The Interaction of Organic Matter and Fluids during the Genesis of Some Precious Metal and Volcanogenic Massive Sulfide Deposits
Richard M. Ketiler, 1997. "The Interaction of Organic Matter and Fluids during the Genesis of Some Precious Metal and Volcanogenic Massive Sulfide Deposits", Ore Genesis and Exploration: The Roles of Organic Matter
Download citation file:
Despite the near-ubiquity of reduced carbon in many different types of epigenetic and exhalative ore deposits, it has been difficult to relate the reduced carbon to ore transport and deposition in many of these systems. This is particularly true with most precious metal deposits.
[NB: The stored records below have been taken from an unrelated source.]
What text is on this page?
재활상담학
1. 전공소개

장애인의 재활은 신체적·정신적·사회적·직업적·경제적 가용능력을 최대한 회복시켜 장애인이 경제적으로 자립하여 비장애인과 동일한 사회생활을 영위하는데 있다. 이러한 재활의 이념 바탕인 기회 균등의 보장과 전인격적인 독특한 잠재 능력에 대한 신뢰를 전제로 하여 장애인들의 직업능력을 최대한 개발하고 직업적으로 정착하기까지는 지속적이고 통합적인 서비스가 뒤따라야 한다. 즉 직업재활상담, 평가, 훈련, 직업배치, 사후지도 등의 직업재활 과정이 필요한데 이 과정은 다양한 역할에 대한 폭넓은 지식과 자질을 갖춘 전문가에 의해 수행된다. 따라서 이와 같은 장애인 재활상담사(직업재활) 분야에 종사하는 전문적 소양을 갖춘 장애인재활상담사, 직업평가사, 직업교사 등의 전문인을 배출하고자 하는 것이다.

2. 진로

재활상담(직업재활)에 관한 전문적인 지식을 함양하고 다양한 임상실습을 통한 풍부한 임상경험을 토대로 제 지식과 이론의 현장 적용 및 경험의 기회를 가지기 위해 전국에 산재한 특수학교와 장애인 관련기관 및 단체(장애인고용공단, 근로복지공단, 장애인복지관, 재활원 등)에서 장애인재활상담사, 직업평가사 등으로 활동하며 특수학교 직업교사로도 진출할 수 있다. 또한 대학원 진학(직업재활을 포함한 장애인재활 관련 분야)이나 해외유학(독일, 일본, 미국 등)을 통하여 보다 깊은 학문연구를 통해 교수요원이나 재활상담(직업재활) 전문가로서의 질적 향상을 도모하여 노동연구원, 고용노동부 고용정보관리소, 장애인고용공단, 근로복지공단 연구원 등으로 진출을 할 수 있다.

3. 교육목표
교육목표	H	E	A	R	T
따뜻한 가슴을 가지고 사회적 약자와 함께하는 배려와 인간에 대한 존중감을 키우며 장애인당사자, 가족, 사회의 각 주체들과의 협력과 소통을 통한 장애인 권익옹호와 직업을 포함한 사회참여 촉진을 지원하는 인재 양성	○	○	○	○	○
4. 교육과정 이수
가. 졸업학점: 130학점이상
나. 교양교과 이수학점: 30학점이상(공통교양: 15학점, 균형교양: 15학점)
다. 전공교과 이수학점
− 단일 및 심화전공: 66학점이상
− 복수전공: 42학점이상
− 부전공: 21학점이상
Whereas many base metal deposits (e.g., Mississippi Valley-type or sedimentary exhalative, sedex, deposits) are restricted to sedimentary rocks and appear to be related to the evolution of sedimentary basins, many types of precious metal deposits are hosted in both organic carbon-rich sedimentary rocks and in volcanic rocks that contain little organic matter. If there are sufficient similarities in the mineralization and alteration observed in the igneous and sedimentary rocks, then any model of ore deposition that appeals to organic matter seems unnecessarily ad hoc. Efforts to produce simple and robust models of ore deposition combined with the refractory nature of the organic matter in many systems have led various workers to underrate the significance of organic matter in many epigenetic precious metal deposits. This situation is changing: improved analytical techniques can be used to document the presence of organic species in hydrothermal systems, the importance of bulk-minable ore deposits requires that wall-rock chemistry receive greater consideration, and continued interest in the role of organic matter in ore mineralization has prompted closer scrutiny of those systems that contain organic matter. This review will use a number of epigenetic precious metal deposits as examples and consider the significance of organic matter to ore deposition for each (see also Leventhal and Giordano, 2000; Giże, 2000; and Pratt and Warner, 2000). The review will also include a short discussion of volcanogenic massive sulfide mineralization and the significance of organic matter to these exhalative systems (see also Simoneit, 2000).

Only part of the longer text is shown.